In 2015, it was announced that due to council budget cuts, plans were under consideration to transition several of the libraries from a council-staffed to a volunteer-run model. The affected "smaller" libraries consisted Burnt Ash, Hayes, Mottingham, Shortlands, Southborough and St Paul's Cray under these plans. The larger libraries and core services were also being considered for outsourcing. These privatization plans triggered criticism and strike action from current Bromley libraries staff in 2016.

In July 2017, Bromley council announced that Greenwich Leisure Ltd. had been awarded a ten-year contract to operate the libraries service in cooperation with the council, and would take control of all library services as opposed to the split model proposed in the 2015 plans. This handover came into effect in November 2017, and also resulted in the departure of Bromley's libraries from the London Libraries Consortium, ending cross-borrowing with other London boroughs in the LLC.

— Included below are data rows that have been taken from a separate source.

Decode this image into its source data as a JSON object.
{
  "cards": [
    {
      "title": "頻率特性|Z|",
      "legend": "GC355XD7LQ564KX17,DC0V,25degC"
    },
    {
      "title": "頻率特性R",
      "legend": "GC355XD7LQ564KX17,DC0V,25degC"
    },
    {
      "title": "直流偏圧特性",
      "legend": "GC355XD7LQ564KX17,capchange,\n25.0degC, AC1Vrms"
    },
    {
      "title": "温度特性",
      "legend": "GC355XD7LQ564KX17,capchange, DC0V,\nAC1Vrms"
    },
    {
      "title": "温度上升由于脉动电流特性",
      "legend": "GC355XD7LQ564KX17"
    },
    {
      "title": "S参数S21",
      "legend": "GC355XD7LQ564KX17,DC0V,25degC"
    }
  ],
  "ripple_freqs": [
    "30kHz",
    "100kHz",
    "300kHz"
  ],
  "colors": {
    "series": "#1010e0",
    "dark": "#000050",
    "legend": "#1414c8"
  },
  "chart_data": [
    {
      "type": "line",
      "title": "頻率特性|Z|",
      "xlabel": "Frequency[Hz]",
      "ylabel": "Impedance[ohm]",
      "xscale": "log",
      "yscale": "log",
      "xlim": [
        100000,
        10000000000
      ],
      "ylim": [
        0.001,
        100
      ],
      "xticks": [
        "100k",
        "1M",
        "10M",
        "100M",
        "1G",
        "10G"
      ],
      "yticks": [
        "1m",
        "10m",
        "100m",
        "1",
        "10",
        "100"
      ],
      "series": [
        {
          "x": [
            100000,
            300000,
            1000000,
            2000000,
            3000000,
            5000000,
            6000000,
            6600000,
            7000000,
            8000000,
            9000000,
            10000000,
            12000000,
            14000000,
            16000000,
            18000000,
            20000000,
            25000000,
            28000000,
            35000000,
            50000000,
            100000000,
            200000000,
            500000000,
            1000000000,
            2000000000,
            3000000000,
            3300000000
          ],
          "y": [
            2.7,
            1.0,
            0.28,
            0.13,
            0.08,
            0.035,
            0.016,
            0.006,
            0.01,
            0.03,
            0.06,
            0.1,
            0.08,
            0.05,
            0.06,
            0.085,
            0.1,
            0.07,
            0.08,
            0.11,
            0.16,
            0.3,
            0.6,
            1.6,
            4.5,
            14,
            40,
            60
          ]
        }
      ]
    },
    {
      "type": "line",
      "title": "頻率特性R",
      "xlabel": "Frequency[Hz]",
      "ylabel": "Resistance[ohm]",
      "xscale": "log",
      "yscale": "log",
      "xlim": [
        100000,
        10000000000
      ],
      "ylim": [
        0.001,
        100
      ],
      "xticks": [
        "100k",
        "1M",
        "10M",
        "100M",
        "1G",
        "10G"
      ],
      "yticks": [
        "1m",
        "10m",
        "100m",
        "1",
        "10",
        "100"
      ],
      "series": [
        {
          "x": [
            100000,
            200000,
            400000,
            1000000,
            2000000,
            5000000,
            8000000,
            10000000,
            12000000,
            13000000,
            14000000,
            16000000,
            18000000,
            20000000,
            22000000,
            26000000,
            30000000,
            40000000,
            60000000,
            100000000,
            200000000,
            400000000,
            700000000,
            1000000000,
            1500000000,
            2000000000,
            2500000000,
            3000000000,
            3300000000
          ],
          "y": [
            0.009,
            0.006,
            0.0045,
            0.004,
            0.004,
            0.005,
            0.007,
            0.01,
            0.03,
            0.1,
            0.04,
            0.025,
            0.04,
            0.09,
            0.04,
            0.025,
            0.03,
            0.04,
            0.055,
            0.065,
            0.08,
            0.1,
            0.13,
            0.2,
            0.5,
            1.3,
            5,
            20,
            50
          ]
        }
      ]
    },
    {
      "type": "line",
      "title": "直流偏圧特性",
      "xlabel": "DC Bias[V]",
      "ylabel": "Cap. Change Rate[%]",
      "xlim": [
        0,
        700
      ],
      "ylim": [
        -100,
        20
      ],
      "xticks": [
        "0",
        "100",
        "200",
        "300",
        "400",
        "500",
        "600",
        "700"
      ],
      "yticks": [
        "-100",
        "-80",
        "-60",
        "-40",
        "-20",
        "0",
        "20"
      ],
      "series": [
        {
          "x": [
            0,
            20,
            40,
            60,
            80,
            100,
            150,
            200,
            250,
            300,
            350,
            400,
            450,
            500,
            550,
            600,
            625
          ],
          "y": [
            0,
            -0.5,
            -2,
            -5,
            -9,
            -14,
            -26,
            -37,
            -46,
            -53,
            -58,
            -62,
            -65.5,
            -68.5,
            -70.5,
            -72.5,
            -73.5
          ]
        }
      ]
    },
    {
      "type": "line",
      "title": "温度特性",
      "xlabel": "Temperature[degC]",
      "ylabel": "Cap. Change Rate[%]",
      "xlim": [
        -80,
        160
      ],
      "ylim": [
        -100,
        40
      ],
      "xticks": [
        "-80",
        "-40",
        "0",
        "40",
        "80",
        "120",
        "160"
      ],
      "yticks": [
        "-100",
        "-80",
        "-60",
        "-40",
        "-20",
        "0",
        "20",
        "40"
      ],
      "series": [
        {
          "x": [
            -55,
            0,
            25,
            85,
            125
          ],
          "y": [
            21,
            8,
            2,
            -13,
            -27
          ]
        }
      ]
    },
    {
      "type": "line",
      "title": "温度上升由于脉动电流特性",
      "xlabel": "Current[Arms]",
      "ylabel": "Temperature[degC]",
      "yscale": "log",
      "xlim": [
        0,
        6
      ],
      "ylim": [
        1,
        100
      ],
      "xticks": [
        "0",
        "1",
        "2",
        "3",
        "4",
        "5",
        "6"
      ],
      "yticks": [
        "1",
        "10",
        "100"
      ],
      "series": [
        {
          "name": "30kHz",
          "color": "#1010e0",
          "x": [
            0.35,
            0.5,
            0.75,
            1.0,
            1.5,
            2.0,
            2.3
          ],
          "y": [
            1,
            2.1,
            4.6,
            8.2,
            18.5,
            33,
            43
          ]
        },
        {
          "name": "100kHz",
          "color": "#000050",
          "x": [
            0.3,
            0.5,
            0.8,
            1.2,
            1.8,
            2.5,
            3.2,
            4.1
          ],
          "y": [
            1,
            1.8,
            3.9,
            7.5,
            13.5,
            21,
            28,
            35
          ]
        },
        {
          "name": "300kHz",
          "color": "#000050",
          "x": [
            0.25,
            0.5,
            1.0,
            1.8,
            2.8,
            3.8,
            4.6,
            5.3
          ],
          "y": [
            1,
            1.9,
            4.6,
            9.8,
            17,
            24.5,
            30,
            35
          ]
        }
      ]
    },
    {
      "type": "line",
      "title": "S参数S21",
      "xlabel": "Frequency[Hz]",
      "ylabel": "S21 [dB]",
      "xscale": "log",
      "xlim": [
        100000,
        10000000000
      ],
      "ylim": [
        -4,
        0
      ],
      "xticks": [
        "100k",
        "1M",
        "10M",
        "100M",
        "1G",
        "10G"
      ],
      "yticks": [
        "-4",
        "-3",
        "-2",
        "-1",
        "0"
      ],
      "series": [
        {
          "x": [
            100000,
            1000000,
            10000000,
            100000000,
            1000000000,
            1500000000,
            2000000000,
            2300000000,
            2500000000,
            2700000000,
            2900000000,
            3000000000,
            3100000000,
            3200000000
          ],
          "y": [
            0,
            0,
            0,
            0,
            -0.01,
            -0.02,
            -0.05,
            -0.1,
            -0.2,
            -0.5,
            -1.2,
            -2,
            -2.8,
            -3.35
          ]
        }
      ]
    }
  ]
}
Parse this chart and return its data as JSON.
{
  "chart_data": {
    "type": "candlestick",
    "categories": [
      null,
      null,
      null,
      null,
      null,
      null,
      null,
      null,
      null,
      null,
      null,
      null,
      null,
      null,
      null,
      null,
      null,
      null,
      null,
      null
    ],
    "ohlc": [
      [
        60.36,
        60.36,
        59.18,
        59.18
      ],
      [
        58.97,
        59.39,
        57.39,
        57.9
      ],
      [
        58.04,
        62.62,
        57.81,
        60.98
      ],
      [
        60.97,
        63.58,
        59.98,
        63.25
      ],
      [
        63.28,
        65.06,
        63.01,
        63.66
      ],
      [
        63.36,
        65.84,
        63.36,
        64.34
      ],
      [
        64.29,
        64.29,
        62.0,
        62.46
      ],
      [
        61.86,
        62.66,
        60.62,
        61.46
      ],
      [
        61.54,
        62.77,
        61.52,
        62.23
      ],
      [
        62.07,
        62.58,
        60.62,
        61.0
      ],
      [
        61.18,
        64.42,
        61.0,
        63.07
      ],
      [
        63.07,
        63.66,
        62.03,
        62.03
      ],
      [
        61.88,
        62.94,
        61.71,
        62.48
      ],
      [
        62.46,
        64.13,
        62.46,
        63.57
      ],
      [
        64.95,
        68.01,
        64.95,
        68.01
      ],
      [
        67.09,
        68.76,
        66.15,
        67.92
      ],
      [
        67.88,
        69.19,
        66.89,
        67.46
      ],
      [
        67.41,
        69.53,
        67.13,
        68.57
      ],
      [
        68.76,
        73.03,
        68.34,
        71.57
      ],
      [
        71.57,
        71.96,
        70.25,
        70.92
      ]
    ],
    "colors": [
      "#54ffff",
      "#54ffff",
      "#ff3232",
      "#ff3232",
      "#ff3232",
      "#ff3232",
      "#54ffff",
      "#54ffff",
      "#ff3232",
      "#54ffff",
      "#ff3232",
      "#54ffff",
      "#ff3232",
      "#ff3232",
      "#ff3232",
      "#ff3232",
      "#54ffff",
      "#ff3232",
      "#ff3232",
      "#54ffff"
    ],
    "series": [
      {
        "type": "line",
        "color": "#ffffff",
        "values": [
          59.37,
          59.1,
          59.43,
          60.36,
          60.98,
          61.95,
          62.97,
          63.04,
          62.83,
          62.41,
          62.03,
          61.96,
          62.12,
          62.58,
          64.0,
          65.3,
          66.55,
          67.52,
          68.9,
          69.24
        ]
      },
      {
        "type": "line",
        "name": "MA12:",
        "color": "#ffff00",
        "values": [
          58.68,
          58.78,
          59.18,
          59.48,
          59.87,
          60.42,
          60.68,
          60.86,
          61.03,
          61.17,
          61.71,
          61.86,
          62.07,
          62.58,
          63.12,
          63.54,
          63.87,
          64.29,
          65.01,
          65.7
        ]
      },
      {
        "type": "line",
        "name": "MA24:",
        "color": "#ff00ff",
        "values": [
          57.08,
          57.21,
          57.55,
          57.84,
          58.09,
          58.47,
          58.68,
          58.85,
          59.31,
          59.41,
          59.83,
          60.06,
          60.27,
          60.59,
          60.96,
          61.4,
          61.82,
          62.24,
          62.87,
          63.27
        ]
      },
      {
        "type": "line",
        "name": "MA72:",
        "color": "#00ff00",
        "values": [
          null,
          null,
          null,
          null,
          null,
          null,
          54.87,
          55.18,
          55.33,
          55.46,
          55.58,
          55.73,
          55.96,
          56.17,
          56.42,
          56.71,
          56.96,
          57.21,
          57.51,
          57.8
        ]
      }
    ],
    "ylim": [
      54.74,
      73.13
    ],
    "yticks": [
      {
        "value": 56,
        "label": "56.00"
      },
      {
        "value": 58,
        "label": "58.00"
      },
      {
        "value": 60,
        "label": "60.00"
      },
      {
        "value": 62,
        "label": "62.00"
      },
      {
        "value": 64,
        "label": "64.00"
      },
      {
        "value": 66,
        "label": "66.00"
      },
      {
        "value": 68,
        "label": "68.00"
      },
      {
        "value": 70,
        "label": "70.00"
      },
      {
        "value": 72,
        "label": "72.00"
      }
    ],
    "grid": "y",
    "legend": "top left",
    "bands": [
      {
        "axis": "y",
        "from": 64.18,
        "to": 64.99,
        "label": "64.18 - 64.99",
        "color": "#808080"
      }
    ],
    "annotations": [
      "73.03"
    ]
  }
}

Following the handover to Greenwich Leisure Ltd., a dispute with former council staff over pay resulted in strike action from the union Unite, amid broader criticism of the council's privatization policies. The strike action began on March 28 of 2018, and involved 36 workers, ending in April after three weeks when a new agreement was reached between staff and Greenwich Leisure Ltd. A further staff strike in March 2024 gained workers an increase in sick pay but the union remained in dispute over pay as well as conditions for zero hour workers.